By Bruce Kuklick
Sunday, May 17, 2009
The Trial of President Andrew Johnson and the Fight for Lincoln's Legacy
By David O. Stewart
Simon & Schuster. 447 pp. $27
In 1864, fearing defeat in the presidential election, Abraham Lincoln broadened his Republican ticket by placing on it Andrew Johnson, a Tennessee Democrat who fiercely supported the Union. Although hostile to blacks, Johnson intensely disliked the Southern planter class. The Lincoln-Johnson combination prevailed, and in the spring of 1865, a month after taking the vice presidential oath, Johnson became president when Lincoln was assassinated. An untried and marginal politician now led the nation at a crucial time.
Before his death Lincoln had fought with radical members of his own party over how the South should be treated after victory. They wanted to make Southerners feel the weight of defeat and to uplift the former slaves. Lincoln focused on reconciliation with Southern whites, although he also showed concern for the welfare of African Americans. When Johnson took over, his policies looked to parallel Lincoln's, and Johnson, too, soon ran afoul of the radical Republicans. The dispute proved more than nasty. By 1867 the executive and legislative branches were at such loggerheads that the Republican House of Representatives passed articles of impeachment. A trial took place in the Senate, and Johnson escaped losing his job by one vote.
David O. Stewart's "Impeached" is the fullest recounting we have of the high politics of that immediate post-Civil War period. As the author astutely tells us, the Constitution's impeachment clauses provide a complex legal remedy for enmity between Congress and the president. Impeachment, if it succeeds, gives the United States a non-violent way to remove the president when there is a sustained and widespread sentiment that he must go.
Impeachment, however, need not be about significant matters, as the case of Bill Clinton demonstrates, and overall Johnson's story is similar. The ostensible reason for the trial was Johnson's attempt to remove the secretary of war despite a Tenure of Office Act, and this affront, among others, was embodied in a catchall series of articles of impeachment. The real reason, as one participant put it, was Johnson's "general cussedness."
Stewart's graceful style and storytelling ability make for a good read. The author maintains interest by emphasizing the heavy drinking and hyperbolic oratory in an age of excess. He also includes striking examples of the era's political jokes, humor and invective. In photographs found throughout the book, the politicians exhibit their prominent noses, exotic facial hair and aptitude for striking a pose; these gents can strut while sitting down. More substantially, Stewart evokes the corruption of the late 19th century, including the heavy betting on whether Johnson would survive his trial and the influence of bribery on Congress.
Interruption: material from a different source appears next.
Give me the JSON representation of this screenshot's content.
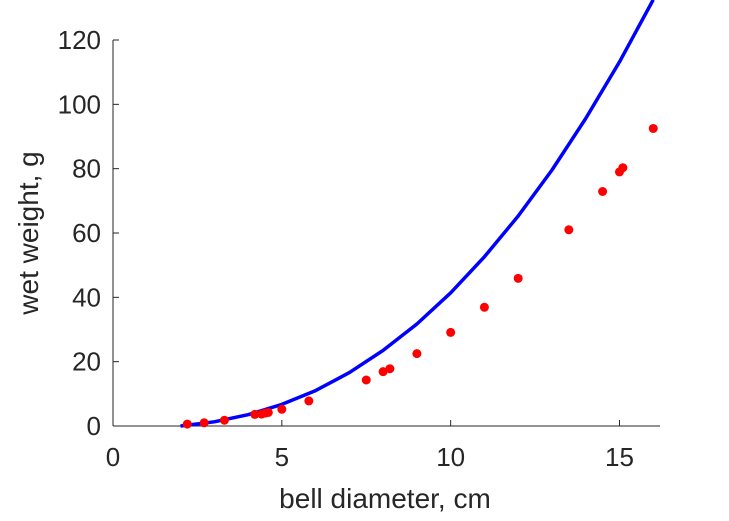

But Stewart makes too much of the case, as if American history pivoted around it. The impeachment proceedings themselves were pettifogging and boring, and not even Stewart's skill as a writer and raconteur can breathe much life into them. As he notes, the evidence for bribery and who was behind it is murky and circumstantial. Thus, he can't make much of these long-dead scandals. More important, while bringing to life the quarrel between Johnson and the radicals, Stewart fails to show that anything fundamental was at stake. Stewart rightly notes that Lincoln was more sensitive to black rights in the South -- and a more astute leader -- than the clumsy and deeply racist Johnson. But Lincoln had struggled with the radicals before his death, and Stewart's presumption that the nation would have been spared a fracas about Reconstruction had Lincoln lived is unconvincing.
As it was, had Johnson been removed from office, Benjamin Wade from Ohio, president pro tem of the Senate, would have taken over the presidency from May 1868 until March 1869. Many believed that Johnson was saved because politicians considered Wade less capable. Johnson's successor, Gen. U. S. Grant, easily obtained the Republican nomination for president and then won election in the fall of 1868. Grant did not offer leadership of a high order, and he permitted the return of white Southerners to power in ways consistent with Johnson's ideas. In truth, for the next several decades all the major politicians after Lincoln who grasped at the presidency were on a par -- mediocre and ultimately uncommitted to African Americans.
It is a gauge of Stewart's troubles in carving out a new interpretation that he again and again contrasts his views with those of John F. Kennedy in his book "Profiles in Courage." The young president-to-be stuck his name on this ghost-written survey of American politics in 1955. The book is a very minor contribution to historical understanding, but it had a chapter on Johnson's impeachment which made a hero of Edmund Ross, one of the senators who voted against impeachment. Stewart may win this interpretive battle, but the victory is tiny.
Bruce Kuklick teaches American history at the University of Pennsylvania.